I guess the only way is to see that, for one, my body is me, and two, I am not failing or falling at all. I am perhaps doing, giving, and expecting more than I should, but I am strong and I am getting through it the best anyone could if they were in my position.

It’s been helpful to remind myself that that none of this is my fault and more than that I don’t owe anyone anything because of it, let alone an apology. I’ve been feeling so sorry for every part of this, but what exactly am I sorry for? For impacting others? For asking “Will you help me?” For the proximity I place them to suffering and fragility by simply existing and being perceived?

Yes, I’m sorry for it all, but what is the point of friendship, of community, of caring, connection, and love if not to both experience and welcome such impact? I’ve got to stop feeling bad for living a real life that includes sad things, bad news, and hard choices. I have to not just welcome but expect that the people in my life will put up with me, will help me, will carry this pain with me willingly and enthusiastically.

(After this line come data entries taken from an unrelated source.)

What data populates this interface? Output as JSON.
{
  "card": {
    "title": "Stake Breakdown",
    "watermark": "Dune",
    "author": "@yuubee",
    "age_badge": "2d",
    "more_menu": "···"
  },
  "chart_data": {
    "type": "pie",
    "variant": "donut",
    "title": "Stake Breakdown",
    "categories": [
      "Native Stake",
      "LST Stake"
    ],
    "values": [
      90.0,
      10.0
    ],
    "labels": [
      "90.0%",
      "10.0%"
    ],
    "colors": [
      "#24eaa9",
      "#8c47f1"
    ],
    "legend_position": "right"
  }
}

257 // A Wholly Different Day

I’m feeling good today, which is utterly unexpected considering I had one of the worst nights in a long time. On top of my usual problems and pains, I woke early with a migraine that even total darkness and silence plus a combination of both Aleve and Tylenol would not touch.

I found myself staring at the ceiling before the sun was fully above the horizon and contemplating giving up, rising, and beginning whatever kind of day I was fated to have after a night like that.

Somewhere in her sleep my wife must have felt my frustration, pain, and plans. She rolled over and laid her head on my shoulder and draped her arms over me so I couldn’t leave. I told her I meant to get up, but she only moaned her disapproval and refused to budge. So, I gave in and gave up, and the next thing I knew I was drifting off again.

Two hours later I was a brand new me and I’m convinced today is a wholly different day, all because of her and those two hours of deep and restorative sleep I got. The migraine is now gone and I’ve had enough energy to mark an item or two off my to-do list and spend a little time at my desk.

I’ve missed this space lately. It’s a mess, but I decided not to use up all my time and focus on cleaning and simply sit down and try to create. I made a new blackout poem and I’ve published and scheduled a few posts here.

There was more I could have done, sure, there always is and will be, but it felt good to do a little more than drag this bag of meat and bone from work to bed and back as I have been now for weeks.